1955 Chevrolet 3100 Pickup: Shades of the Past
Words by guest author Steve Anderson | Photos by Todd Ryden
Legend in the Making: Josh Bailey’s Shades of the Past
There’s no mistaking greatness in the making, whether it’s the cars we love or those who shape them. While some develop faster than others, anyone familiar with Josh Bailey knew his creative path was accelerating almost from birth.
The Bailey’s, along with Bobby Alloway and other notable car enthusiasts are responsible for growing Pigeon Forge into one of the finest local hot rod events anywhere. Not Surprisingly, Josh garnered a broad and unique understanding from this rich environment of vehicles crafted by the top car builders in the nation.
As a result, Josh developed a special skill set, and while honored as one of the top high school graduates of his region with various scholarship offers, he chose to forgo college and take another road. Following the path paved by his skilled father by building one car after another, he received a wide-ranging education.
Working side-by-side with top craftsman at Alloway’s Hot Rods for nearly twenty years, Josh has gained capabilities others can hope to glean, while still expanding his understanding with dad building cars of their own. Best of all, Josh hasn’t lost his humility or quiet country ways.
Josh and Joe began shaping this subtle ’55 Chevy 3100 short bed stepside pickup early 2014. Even up close it’s hard to see myriad modifications disguised beneath PPG Surf Green and India Ivory hues reflecting the trademark Bailey subtlety.
For instance, the front fenders were cut and lowered above the wheel openings, which were moved down and back to center the wheels, and yet even trained eyes can overlook these changes In back, the bed rails were widened, the stake pockets removed, and the bedsides pushed inward three inches to negate the need for wheel tubs around the fatter traction. In the end, the only sheet metal added to the bodywork is in the tailgate and the front bed panel behind the cab, yet this too is all but invisible.

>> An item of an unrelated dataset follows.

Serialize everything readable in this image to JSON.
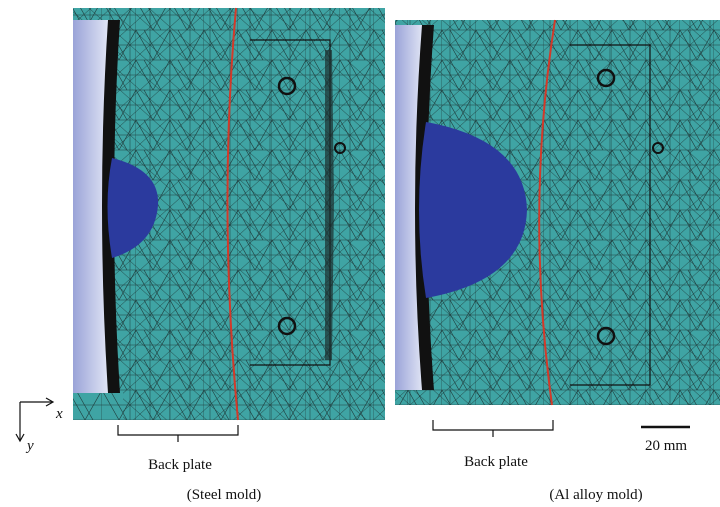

A custom shroud was fabricated over a cross-flow radiator to conceal a stock 20-inch four-blade fan, while Josh’s custom Jet Hot-coated headers unite with his 2.25-inch mandrel-bent exhaust system benefiting from Porter mufflers. The Chevy orange GM 350 crate engine is bolstered by an MSD ignition, while subtle highlights mirror in the vintage Cal Custom valve covers. To keep a modest 260 horsepower at hand, an M-20 Muncie four-speed was chosen to stir the gears amid an aged feel that is right at home.
The stock frame benefits from Classic Performance Products’ 3-inch dropped axle and 3-inch lowering springs, as well as front disc brakes to keep motion in check. To bring the backside on plane, a flip kit was added to reposition an S-10 4×4 rear end with 3.42 gears and drum brakes. Up front came a natural choice of Coker Classic 6.70/15s tires and 15×6 steel rims offsetting larger L78/15s on 15x8s centered with simple dog dish caps.
The interior is pure nostalgia. Two-tone black and India Ivory dash fitted with rebuilt vintage gauges ahead of a ’59 Impala wheel top an original column shortened seven inches over a stock steering box. To make the most of a Hurst shifter, Josh reworked the handle to his liking, placing it perfectly to his seating position on the ’55 Del Ray patterned seat covers from Cars Inc. Fitted by Pro Stitch’s David Corn, the same care was applied to the adjoining panels and carpet completing this ideal environment.
As impressive as it is, it’s this pickup’s back story that elevates it, as it’s been in the family ever since Joe’s uncle A.J. purchased it back in 1972. Twenty-five years later it was passed down to his son, then his grandson, before the Baileys brought it full circle, building on the past.